With just 400 smokejumpers nationwide, this unique garment is too bespoke for a contractor to produce, so the crews cut and sew their own. They cobble together the rest of their protective kit — knee pads, face mask — from an amalgam of sports.
“It’s a cross of motorcycle gear, hockey equipment, a homemade jumpsuit and a ski helmet,” said base manager Charles McCarthy, who has more than 400 jumps to his name.
Within five minutes, the crew suits up in 85 pounds of gear and boards a waiting turboprop plane. The team consists of eight smokejumpers and two spotters. Two pilots fly the CASA C-212 Aviocar airplane, which is popular with parachuters for its retractable rear ramp.
Wearing flight suits and harnesses, spotters occupy front-facing seats in the cramped cabin while the jumpers face each other in two rows lining the body of the plane. The spotters command the mission and determine the jump site, looking for a meadow or clearing with at least a 50-foot radius that steers clear of hazardous trees. They relay information to ground control in Winthrop and dispatch in East Wenatchee and help pilots guide the aircraft into position for the jump.

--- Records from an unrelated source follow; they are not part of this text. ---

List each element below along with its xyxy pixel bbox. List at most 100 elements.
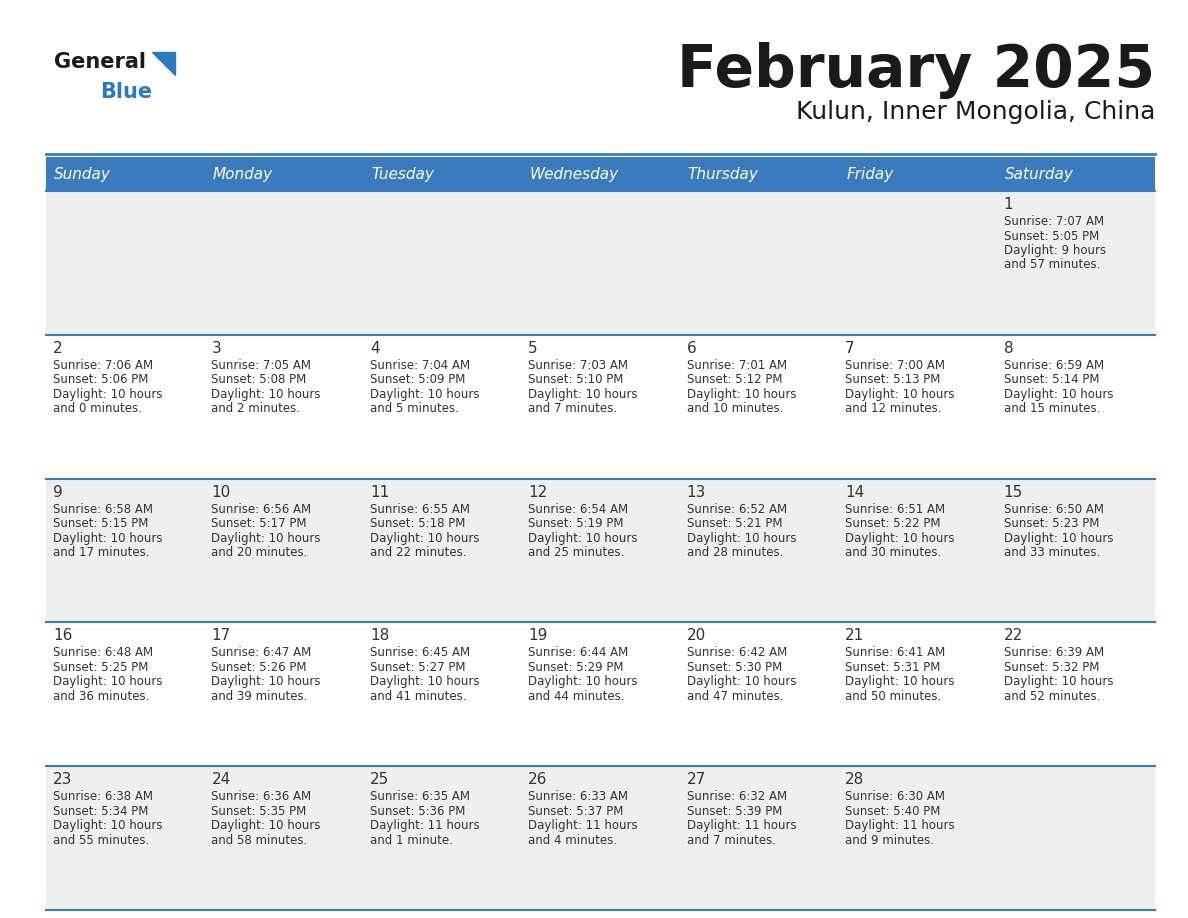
Text: Sunrise: 6:52 AM: Sunrise: 6:52 AM bbox=[687, 502, 786, 516]
Text: and 22 minutes.: and 22 minutes. bbox=[369, 546, 467, 559]
Text: and 2 minutes.: and 2 minutes. bbox=[211, 402, 301, 415]
Text: 12: 12 bbox=[529, 485, 548, 499]
Text: Sunrise: 6:38 AM: Sunrise: 6:38 AM bbox=[53, 790, 153, 803]
Text: 17: 17 bbox=[211, 629, 230, 644]
Text: and 47 minutes.: and 47 minutes. bbox=[687, 690, 783, 703]
Text: and 9 minutes.: and 9 minutes. bbox=[845, 834, 934, 846]
Text: Sunrise: 6:45 AM: Sunrise: 6:45 AM bbox=[369, 646, 470, 659]
Text: Sunset: 5:27 PM: Sunset: 5:27 PM bbox=[369, 661, 466, 674]
Text: Daylight: 10 hours: Daylight: 10 hours bbox=[53, 676, 163, 688]
Text: Sunrise: 6:58 AM: Sunrise: 6:58 AM bbox=[53, 502, 153, 516]
Text: Sunrise: 7:06 AM: Sunrise: 7:06 AM bbox=[53, 359, 153, 372]
Text: Sunset: 5:14 PM: Sunset: 5:14 PM bbox=[1004, 374, 1099, 386]
Bar bbox=[839, 157, 997, 191]
Text: Sunset: 5:40 PM: Sunset: 5:40 PM bbox=[845, 805, 941, 818]
Text: Sunrise: 7:03 AM: Sunrise: 7:03 AM bbox=[529, 359, 628, 372]
Text: Sunrise: 6:42 AM: Sunrise: 6:42 AM bbox=[687, 646, 786, 659]
Bar bbox=[362, 157, 522, 191]
Text: Sunrise: 6:54 AM: Sunrise: 6:54 AM bbox=[529, 502, 628, 516]
Bar bbox=[46, 478, 1155, 622]
Text: 18: 18 bbox=[369, 629, 390, 644]
Text: Sunrise: 6:41 AM: Sunrise: 6:41 AM bbox=[845, 646, 946, 659]
Text: and 39 minutes.: and 39 minutes. bbox=[211, 690, 308, 703]
Text: and 58 minutes.: and 58 minutes. bbox=[211, 834, 308, 846]
Text: Sunrise: 7:05 AM: Sunrise: 7:05 AM bbox=[211, 359, 311, 372]
Text: 13: 13 bbox=[687, 485, 706, 499]
Text: Sunset: 5:34 PM: Sunset: 5:34 PM bbox=[53, 805, 148, 818]
Text: Wednesday: Wednesday bbox=[530, 166, 619, 182]
Text: 8: 8 bbox=[1004, 341, 1013, 356]
Text: and 15 minutes.: and 15 minutes. bbox=[1004, 402, 1100, 415]
Bar bbox=[46, 335, 1155, 478]
Text: Sunrise: 6:32 AM: Sunrise: 6:32 AM bbox=[687, 790, 786, 803]
Text: Daylight: 10 hours: Daylight: 10 hours bbox=[687, 387, 796, 401]
Text: and 17 minutes.: and 17 minutes. bbox=[53, 546, 150, 559]
Text: Sunrise: 7:07 AM: Sunrise: 7:07 AM bbox=[1004, 215, 1104, 228]
Text: Sunset: 5:25 PM: Sunset: 5:25 PM bbox=[53, 661, 148, 674]
Text: Sunset: 5:21 PM: Sunset: 5:21 PM bbox=[687, 517, 782, 530]
Bar bbox=[204, 157, 362, 191]
Text: Daylight: 10 hours: Daylight: 10 hours bbox=[1004, 387, 1113, 401]
Text: Sunset: 5:35 PM: Sunset: 5:35 PM bbox=[211, 805, 307, 818]
Text: and 10 minutes.: and 10 minutes. bbox=[687, 402, 783, 415]
Text: Sunset: 5:19 PM: Sunset: 5:19 PM bbox=[529, 517, 624, 530]
Text: Sunrise: 6:50 AM: Sunrise: 6:50 AM bbox=[1004, 502, 1104, 516]
Text: Sunset: 5:30 PM: Sunset: 5:30 PM bbox=[687, 661, 782, 674]
Text: Daylight: 10 hours: Daylight: 10 hours bbox=[1004, 676, 1113, 688]
Text: Daylight: 10 hours: Daylight: 10 hours bbox=[845, 676, 955, 688]
Text: and 55 minutes.: and 55 minutes. bbox=[53, 834, 150, 846]
Text: Sunset: 5:09 PM: Sunset: 5:09 PM bbox=[369, 374, 466, 386]
Text: Sunrise: 6:56 AM: Sunrise: 6:56 AM bbox=[211, 502, 311, 516]
Text: Sunrise: 6:51 AM: Sunrise: 6:51 AM bbox=[845, 502, 946, 516]
Text: General: General bbox=[53, 52, 146, 72]
Text: Monday: Monday bbox=[213, 166, 272, 182]
Text: 27: 27 bbox=[687, 772, 706, 788]
Text: Daylight: 10 hours: Daylight: 10 hours bbox=[687, 532, 796, 544]
Text: Thursday: Thursday bbox=[688, 166, 759, 182]
Text: Daylight: 10 hours: Daylight: 10 hours bbox=[211, 532, 321, 544]
Text: Sunrise: 6:59 AM: Sunrise: 6:59 AM bbox=[1004, 359, 1104, 372]
Text: 21: 21 bbox=[845, 629, 865, 644]
Text: Daylight: 10 hours: Daylight: 10 hours bbox=[529, 676, 638, 688]
Text: and 4 minutes.: and 4 minutes. bbox=[529, 834, 618, 846]
Text: and 1 minute.: and 1 minute. bbox=[369, 834, 453, 846]
Text: 5: 5 bbox=[529, 341, 538, 356]
Text: Daylight: 10 hours: Daylight: 10 hours bbox=[53, 387, 163, 401]
Text: Sunday: Sunday bbox=[53, 166, 110, 182]
Text: Sunrise: 6:30 AM: Sunrise: 6:30 AM bbox=[845, 790, 946, 803]
Text: Daylight: 9 hours: Daylight: 9 hours bbox=[1004, 244, 1106, 257]
Text: and 5 minutes.: and 5 minutes. bbox=[369, 402, 459, 415]
Text: Sunset: 5:32 PM: Sunset: 5:32 PM bbox=[1004, 661, 1099, 674]
Text: Daylight: 10 hours: Daylight: 10 hours bbox=[53, 532, 163, 544]
Text: 3: 3 bbox=[211, 341, 221, 356]
Text: Saturday: Saturday bbox=[1005, 166, 1074, 182]
Text: Daylight: 10 hours: Daylight: 10 hours bbox=[369, 387, 479, 401]
Text: Sunrise: 7:00 AM: Sunrise: 7:00 AM bbox=[845, 359, 946, 372]
Text: and 20 minutes.: and 20 minutes. bbox=[211, 546, 308, 559]
Text: and 30 minutes.: and 30 minutes. bbox=[845, 546, 941, 559]
Text: and 7 minutes.: and 7 minutes. bbox=[529, 402, 618, 415]
Text: 24: 24 bbox=[211, 772, 230, 788]
Text: Daylight: 10 hours: Daylight: 10 hours bbox=[211, 676, 321, 688]
Text: 28: 28 bbox=[845, 772, 865, 788]
Text: Friday: Friday bbox=[846, 166, 893, 182]
Text: February 2025: February 2025 bbox=[677, 42, 1155, 99]
Text: Sunrise: 6:48 AM: Sunrise: 6:48 AM bbox=[53, 646, 153, 659]
Text: 4: 4 bbox=[369, 341, 379, 356]
Text: Sunset: 5:17 PM: Sunset: 5:17 PM bbox=[211, 517, 307, 530]
Text: Sunset: 5:39 PM: Sunset: 5:39 PM bbox=[687, 805, 782, 818]
Text: Daylight: 10 hours: Daylight: 10 hours bbox=[845, 532, 955, 544]
Text: Sunrise: 6:44 AM: Sunrise: 6:44 AM bbox=[529, 646, 628, 659]
Text: Daylight: 11 hours: Daylight: 11 hours bbox=[845, 819, 955, 833]
Text: and 44 minutes.: and 44 minutes. bbox=[529, 690, 625, 703]
Text: 23: 23 bbox=[53, 772, 72, 788]
Text: and 33 minutes.: and 33 minutes. bbox=[1004, 546, 1100, 559]
Text: Sunrise: 6:47 AM: Sunrise: 6:47 AM bbox=[211, 646, 311, 659]
Text: and 57 minutes.: and 57 minutes. bbox=[1004, 259, 1100, 272]
Text: 15: 15 bbox=[1004, 485, 1023, 499]
Text: 22: 22 bbox=[1004, 629, 1023, 644]
Text: Daylight: 11 hours: Daylight: 11 hours bbox=[529, 819, 638, 833]
Text: Sunset: 5:31 PM: Sunset: 5:31 PM bbox=[845, 661, 941, 674]
Text: Daylight: 10 hours: Daylight: 10 hours bbox=[1004, 532, 1113, 544]
Text: Daylight: 10 hours: Daylight: 10 hours bbox=[53, 819, 163, 833]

Spotters first toss crepe paper streamers down to gauge the wind — the most important variable in parachuting.
“You’re at the mercy of the wind,” McCarthy said. “There’s no power to these parachutes.”
When it’s time to jump, the plane slows and flies 3,000 feet above ground level. The jumpers-in-command go first and radio back a report on ground conditions. If additional firefighters are requested, pairs of smokejumpers parachute in two-minute intervals — about the amount of time it takes for previous jumpers to land. Once everyone is on the ground, the pilots release a box of cargo that also descends via parachute.
The cargo contains everything the firefighters need to put out the blaze and survive in the backcountry: chain saw; tree climbing equipment; portable pump and hose; 7.5 gallons of water for every two people; food rations like canned soup and beef jerky; and sleeping bags and tools, including the wildland firefighter’s special: a Pulaski ax.
When it comes time to put out the fire, firefighters dig fire lines to cordon off the blaze and till the soil to starve the fire of fuel, so it dies naturally.
“Like you’re gardening: Turn over the wet dirt and mix it in,” McCarthy said.
The crew typically spends the night on-site and hand-turns the embers come morning to ensure they’re cold. Once the fire is confirmed dead, they load up 110 pounds of gear each and hike to the nearest ridgetop for helicopter extraction. Before the advent of the chopper, the end of a mission entailed hiking miles out of the deep backcountry with heavy gear or waiting for a pack horse.
Missions usually mean at least 24 hours away from civilization, and a stop for a burger is de rigueur on the way back to the base.
In mid-June, seven newly minted smokejumpers graduated from the North Cascades training with 30 practice jumps. Days later, several rookies were deployed to assist with firefighting in British Columbia, one source of smoke plaguing the U.S. By early July, North Cascades smokejumpers had made 34 jumps to staff six fires ignited by lightning strikes along the Cascade crest.
In a summer during which wildfire smoke has already blanketed large swaths of the U.S., the work performed by this small but uniquely skilled band of firefighters is more important than ever, and their ability to reach remote fires quickly is invaluable.
“For every minute the fire grows, the fewer the options we have,” said USFS Forest Fire Staff Officer Kyle Cannon, who is based at the East Wenatchee dispatch. “As a fire manager, it’s comforting to know the jumpers are up in the air.”